Destroyed Cities and States

 

The motif of once great towns, cities or empires that have since crumbled is prominent throughout the Waste Land. The significance of the destruction of these high points of cultural, spiritual and artistic civilisation is obvious and Eliot refers to past greatness as a way of indicating to us how low the modern world has sunk. Here are a few examples:

 

 

Phoenicia:

Phoenicia was an ancient state that occupied the land now covered by Israel, Lebanon and Syria. It flourished between 1500 B.C. and 300 B.C. and it is thought to have invented the phonetic alphabet that is the forerunner to almost all modern Western alphabets. As a result of their great trading power, the Phoenicians spread this alphabet throughout the Mediterranean region. The Phoenicians were conquered by the Persians in about 500 BC and thereafter their culture and influence fell into decline with many Phoenicians leaving to the Phoenician colony of Carthage.

 

 

Carthage:

According to Roman legend, Carthage was founded in about 800 BC by Queen Dido when she fled from Phoenicia after her brother, King Pygmalion, murdered her husband. The city was established on the northern tip of Africa in the area that is now known as Tunisia and it went on to become a powerful trading city, sometimes called the Shining City, that threatened Roman dominance of the Mediterranean. Following a series of wars between Rome and Carthage called the Punic Wars that lasted for 120 years from 264 B.C to 146 B.C. the Roman army eventually defeated the Carthaginians and destroyed the city.

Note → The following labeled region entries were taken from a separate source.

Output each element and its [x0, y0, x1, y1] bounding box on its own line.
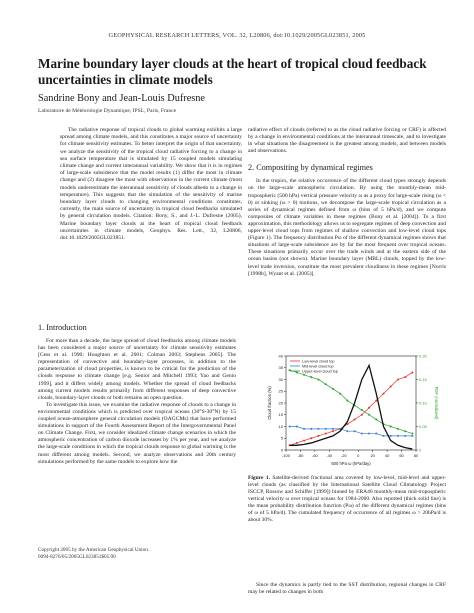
series-point-2 — [397, 428, 399, 430]
right-column — [248, 127, 446, 278]
intro-heading: 1. Introduction — [38, 323, 87, 332]
series-point-0 — [296, 442, 298, 444]
series-point-2 — [390, 426, 392, 428]
series-point-0 — [390, 386, 392, 388]
x-tick-label: -40 — [326, 453, 333, 458]
series-point-2 — [404, 430, 406, 432]
y-tick-label-left: 10 — [278, 423, 283, 429]
series-point-2 — [411, 433, 413, 435]
y-axis-label-right: PDF (normalized) — [434, 386, 439, 420]
series-point-2 — [310, 376, 312, 378]
series-point-1 — [411, 435, 413, 437]
section2-heading: 2. Compositing by dynamical regimes — [248, 163, 373, 173]
series-point-1 — [397, 435, 399, 437]
series-point-1 — [361, 433, 363, 435]
x-tick-label: -60 — [311, 453, 318, 458]
y-tick-label-left: 0 — [280, 447, 283, 453]
series-point-2 — [368, 414, 370, 416]
series-point-2 — [318, 379, 320, 381]
figure-1-chart — [266, 350, 438, 468]
x-tick-label: -100 — [281, 453, 291, 458]
caption-label: Figure 1. — [248, 475, 270, 481]
paper-authors: Sandrine Bony and Jean-Louis Dufresne — [38, 93, 205, 104]
series-point-2 — [325, 383, 327, 385]
running-header: GEOPHYSICAL RESEARCH LETTERS, VOL. 32, L20806, doi:10.1029/2005GL023851, 2005 — [108, 32, 366, 39]
series-point-1 — [303, 428, 305, 430]
x-tick-label: 40 — [384, 453, 390, 458]
series-point-1 — [375, 433, 377, 435]
series-point-1 — [296, 426, 298, 428]
bottom-right-paragraph: Since the dynamics is partly tied to the SST distribution, regional changes in CRF may be related to changes in both — [248, 582, 446, 595]
y-tick-label-right: 0.10 — [419, 400, 427, 406]
series-point-0 — [325, 433, 327, 435]
y-tick-label-left: 35 — [278, 365, 283, 371]
x-tick-label: 20 — [370, 453, 375, 458]
paper-affiliation: Laboratoire de Météorologie Dynamique, IPSL, Paris, France — [38, 108, 177, 114]
y-axis-label-left: Cloud fraction (%) — [267, 386, 272, 420]
y-tick-label-right: 0.05 — [419, 423, 427, 429]
series-point-2 — [296, 371, 298, 373]
x-tick-label: -80 — [297, 453, 304, 458]
series-point-1 — [368, 433, 370, 435]
y-tick-label-left: 30 — [278, 376, 283, 382]
figure-1 — [266, 350, 438, 468]
series-point-0 — [303, 440, 305, 442]
series-point-0 — [368, 407, 370, 409]
legend-entry: Low-level cloud top — [302, 359, 335, 364]
intro-paragraph-1: For more than a decade, the large spread of cloud feedbacks among climate models has been considered a major source of uncertainty for climate sensitivity estimates [Cess et al. 1990; Houghton et al. 2001; Colman 2003; Stephens 2005]. The representation of convective and boundary-layer processes, in addition to the parameterization of cloud properties, is known to be critical for the prediction of the clouds response to climate change [e.g. Senior and Mitchell 1993; Yao and Genio 1999], and it differs widely among models. Whether the spread of cloud feedbacks among current models results primarily from different responses of deep convective clouds, boundary-layer clouds or both remains an open question. — [38, 338, 236, 401]
section2-paragraph-1: In the tropics, the relative occurrence of the different cloud types strongly depends on the large-scale atmospheric circulation. By using the monthly-mean mid-tropospheric (500 hPa) vertical pressure velocity ω as a proxy for large-scale rising (ω < 0) or sinking (ω > 0) motions, we decompose the large-scale tropical circulation as a series of dynamical regimes defined from ω (bins of 5 hPa/d), and we compute composites of climate variables in these regimes (Bony et al. [2004]). To a first approximation, this methodology allows us to segregate regimes of deep convection and upper-level cloud tops from regimes of shallow convection and low-level cloud tops (Figure 1). The frequency distribution Pω of the different dynamical regimes shows that situations of large-scale subsidence are by far the most frequent over tropical oceans. These situations primarily occur over the trade winds and at the eastern side of the ocean basins (not shown). Marine boundary layer (MBL) clouds, topped by the low-level trade inversion, constitute the most prevalent cloudiness in these regimes [Norris [1998b], Wyant et al. (2005)]. — [248, 178, 446, 277]
copyright-block — [38, 547, 238, 560]
series-point-1 — [332, 428, 334, 430]
abstract: The radiative response of tropical clouds to global warming exhibits a large spread among climate models, and this constitutes a major source of uncertainty for climate sensitivity estimates. To better interpret the origin of that uncertainty, we analyze the sensitivity of the tropical cloud radiative forcing to a change in sea surface temperature that is simulated by 15 coupled models simulating climate change and current interannual variability. We show that it is in regimes of large-scale subsidence that the model results (1) differ the most in climate change and (2) disagree the most with observations in the current climate (most models underestimate the interannual sensitivity of clouds albedo to a change in temperature). This suggests that the simulation of the sensitivity of marine boundary layer clouds to changing environmental conditions constitutes, currently, the main source of uncertainty in tropical cloud feedbacks simulated by general circulation models. Citation: Bony, S., and J.-L. Dufresne (2005), Marine boundary layer clouds at the heart of tropical cloud feedback uncertainties in climate models, Geophys. Res. Lett., 32, L20806, doi:10.1029/2005GL023851. — [60, 127, 242, 242]
series-point-0 — [383, 393, 385, 395]
y-tick-label-left: 15 — [278, 412, 283, 418]
series-point-1 — [354, 430, 356, 432]
figure-1-caption — [248, 475, 446, 524]
y-tick-label-right: 0.15 — [419, 376, 427, 382]
series-point-0 — [375, 400, 377, 402]
series-point-0 — [332, 430, 334, 432]
series-point-2 — [346, 400, 348, 402]
series-point-0 — [411, 371, 413, 373]
intro-paragraph-2: To investigate this issue, we examine the radiative response of clouds to a change in environmental conditions which is predicted over tropical oceans (30°S-30°N) by 15 coupled ocean-atmosphere general circulation models (OAGCMs) that have performed simulations in support of the Fourth Assessment Report of the Intergovernmental Panel on Climate Change. First, we consider idealized climate change scenarios in which the atmospheric concentration of carbon dioxide increases by 1% per year, and we analyze the large-scale conditions in which the tropical clouds response to global warming is the most different among models. Second, we analyze observations and 20th century simulations performed by the same models to explore how the — [38, 401, 236, 465]
legend-entry: Upper-level cloud top — [302, 369, 338, 374]
y-tick-label-left: 40 — [278, 353, 283, 359]
copyright-line: Copyright 2005 by the American Geophysical Union. — [38, 547, 150, 553]
series-point-2 — [339, 393, 341, 395]
series-point-2 — [332, 388, 334, 390]
series-point-1 — [318, 428, 320, 430]
series-point-1 — [390, 435, 392, 437]
y-tick-label-left: 20 — [278, 400, 283, 406]
series-point-1 — [346, 430, 348, 432]
series-point-0 — [397, 379, 399, 381]
x-tick-label: 0 — [357, 453, 360, 458]
series-point-0 — [318, 435, 320, 437]
series-point-0 — [361, 414, 363, 416]
x-tick-label: -20 — [340, 453, 347, 458]
x-tick-label: 60 — [399, 453, 404, 458]
legend-entry: Mid-level cloud top — [302, 364, 334, 369]
right-paragraph-0: radiative effect of clouds (referred to as the cloud radiative forcing or CRF) is affected by a change in environmental conditions at the interannual timescale, and to investigate in what situations the disagreement is the greatest among models, and between models and observations. — [248, 127, 446, 155]
caption-text: Satellite-derived fractional area covered by low-level, mid-level and upper-level clouds (as classified by the International Satellite Cloud Climatology Project ISCCP, Rossow and Schiffer [1999]) binned by ERA40 monthly-mean mid-tropospheric vertical velocity ω over tropical oceans for 1984-2000. Also reported (thick solid line) is the mean probability distribution function (Pω) of the different dynamical regimes (bins of ω of 5 hPa/d). The cumulated frequency of occurrence of all regimes ω > 20hPa/d is about 30%. — [248, 475, 447, 523]
series-point-1 — [325, 428, 327, 430]
left-column — [38, 323, 236, 466]
series-point-1 — [289, 426, 291, 428]
y-tick-label-left: 25 — [278, 388, 283, 394]
issn-line: 0094-8276/05/2005GL023851$05.00 — [38, 553, 116, 560]
series-point-2 — [375, 418, 377, 420]
y-tick-label-right: 0 — [419, 447, 422, 453]
x-axis-label: 500 hPa ω (hPa/day) — [331, 461, 371, 466]
series-point-0 — [310, 437, 312, 439]
series-point-0 — [354, 418, 356, 420]
paper-title: Marine boundary layer clouds at the heart of tropical cloud feedback uncertainties in climate models — [38, 56, 427, 87]
series-point-1 — [310, 428, 312, 430]
x-tick-label: 80 — [413, 453, 419, 458]
y-tick-label-right: 0.20 — [419, 353, 427, 359]
series-point-2 — [303, 374, 305, 376]
series-point-0 — [404, 376, 406, 378]
y-tick-label-left: 5 — [280, 435, 283, 441]
series-point-1 — [383, 435, 385, 437]
series-point-2 — [361, 409, 363, 411]
series-point-1 — [404, 435, 406, 437]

There is a legend that the Romans salted the earth around the site to ensure that nothing would ever grow there again, although this is unlikely to actually be true. The battle of Mylae was a naval battle in the first Punic war which the Romans eventually won.

 

 

Smyrna:

A city in Ancient Greece, founded by Alexander the Great and residence of the great Greek playwright Homer. From 1919 to 1922 Greek and Turkish forces were fighting for control of the city following the defeat of the Ottoman Empire in World War One. The city was eventually destroyed in a great fire in 1922 shortly after the Turkish army regained control of it.